Yesterday Tom Fanning, the CEO of the majority coal-powered utility Southern Company, made a few headlines when he told the U.S. Chamber of Commerce in a speech that the Obama administration has “virtually declared war on coal,” continuing:
The existing coal industry is under attack by some in America. Decisions are being made today that will limit our ability long-term to use coal… and, therefore, negatively impact the nation’s economic well-being.
Whether you think a “war on coal” is a good thing or a bad thing depends on your feelings about the number one source of electricity in the U.S.—I’m on the James Hansen side myself—there’s no doubt that environmental regulations and concern over public health will continue to squeeze the coal industry. And the Obama Administration really is leading the way—today the Environmental Protection Agency (EPA) announced a landmark deal with the Tennessee Valley Authority (TVA) to resolve alleged Clean Air Act violations at 11 of the company’s coal-fired power plants in Alabama, Kentucky and Tennessee. As a result, TVA will phase out 18 units at older, coal-fired power plants and install updated pollution controls on three dozen additional units. The agreement—which will cost TVA an estimated $3 billion to $5 billion in new investments—will permanently retire 2,700-MW of coal power, and reduce TVA’s nitrogen oxide (NOx) and sulfur dioxide (SO2) emissions by 69% and 67% from 2008 levels. The EPA estimates that the changes will prevent approximately 1,200 to 3,000 premature deaths, 2,000 heart attacks and 21,000 asthma attacks each year, resulting in $27 billion in annual health benefits.
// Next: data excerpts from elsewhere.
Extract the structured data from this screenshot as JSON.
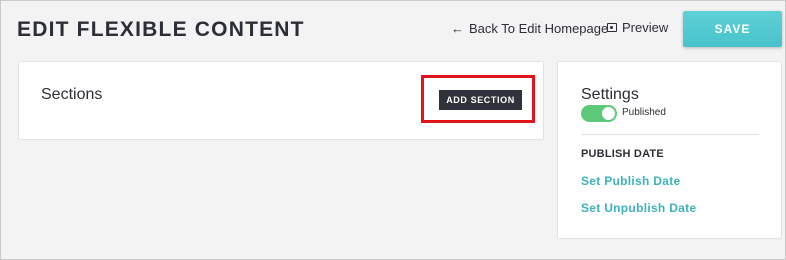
{
  "header": {
    "title": "EDIT FLEXIBLE CONTENT",
    "back_arrow": "←",
    "back_label": "Back To Edit Homepage",
    "preview_label": "Preview",
    "save_label": "SAVE"
  },
  "sections": {
    "title": "Sections",
    "add_button_label": "ADD SECTION"
  },
  "settings": {
    "title": "Settings",
    "status_label": "Published",
    "status_on": true,
    "publish_heading": "PUBLISH DATE",
    "set_publish_label": "Set Publish Date",
    "set_unpublish_label": "Set Unpublish Date"
  },
  "colors": {
    "accent": "#48c3cb",
    "toggle_on": "#5cc878",
    "highlight": "#e0141d",
    "dark_button": "#2f323a"
  },
  "icons": {
    "back": "arrow-left-icon",
    "preview": "preview-icon"
  }
}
If there is a war on coal, environmental forces may have just won the Battle of Midway. EPA Administrator Lisa Jackson—who has come under intense pressure from conservatives in Congress—sounded a note of triumph when she spoke to reporters this afternoon:
Today I am announcing a historic Clean Air Act agreement with TVA that will protect the health of millions of Americans, so that the people of the eastern U.S. will have cleaner air.
The deal—which comes after more than 11 years of pressure from environmental groups like the Sierra Club, Southeastern states and the EPA—will also require TVA to spend hundreds of millions of dollars on clean energy projects and energy efficiency, along with money to the National Park Service and National Forest Service to improve and protect lands that have been impacted by TVA’s coal plants. Don Barger, the senior regional director for the National Parks Conservation Association, said in a statement:
For decades, the Smoky Mountains has suffered from a slow motion crisis. Air pollution from TVA’s coal-fired power plants has degraded scenic vistas, damaged plant species, and impaired human health. Today’s settlement halts that trend and sends us in the right direction.
What’s less clear is exactly what that coal power will be replaced with—although with the right energy efficiency measures, TVA may not need to add a great deal of capacity to replace its retiring coal plants. (Unexpected fact: Americans actually use less energy per capita today than they did in 1980, although overall energy use is up because of population growth.) Natural gas—which burns cleaner than coal and, thanks in part to new shale deposits, is at unusually low prices—is likely to take up part of the slack as well, perhaps adding to the 11 gas-fired plants TVA already runs. (The climate advantages of such a shift to gas, however, are less clear-cut.)
But there’s no getting around the fact that the TVA deal represent a real blow to coal—and if the EPA gets its way, it may not be the last. The agency is set to push tighter regulations under the Clean Air Act on traditional pollutants—including the first-ever restrictions on mercury emissions—which will likely force utilities to either retire old coal plants or spend big money to install pollution control systems, as TVA has done. But cleaning the air won’t be free, and critics are already complaining about the cost of the TVA upgrades, which the company says will result in the loss of 300 to 400 jobs. Republican Representative John Duncan of Tennessee blasted the settlement in a statement:
I am disappointed that TVA caved in to these demands. This settlement will drive up utility bills for people in Tennessee and the surrounding states and hurt poor and lower-income people the most. I assume this deal came about because the money is not coming out of the pockets of the elitists who reached it.
House Republicans are already set to roll out legislation that would stall EPA rules to curb pollutants from power plants, industrial boilers and cement plants, which would follow-up failed attempts to curtail the EPA’s power to regulate carbon. Greens are responding. Margie Alt, the executive director of Environment America, told reporters this morning:
Big Oil and other polluters will continue to block the Clean Air Act from being updated with common sense measures that would attack mercury, smog and other pollutants. But access to clean air is a fundamental right that Americans have.
Indeed, while climate regulations remain controversial—in Congress and with much of the American people—there’s solid public support for clean air when it’s couched in terms of public health. That doesn’t leave a lot of space for coal plants. As Charleston Gazette reporter Ken Ward Jr. tweeted, the plants TVA is closing bought 8.2 million tons of coal in 2010—equal to the amount produced by four large West Virginia surface mines. Jackson told reporters today that “we don’t have anything against coal, but we have to reduce the pollution that comes from coal.” That may not quite be a declaration of war, but don’t expect the industry to take it laying down.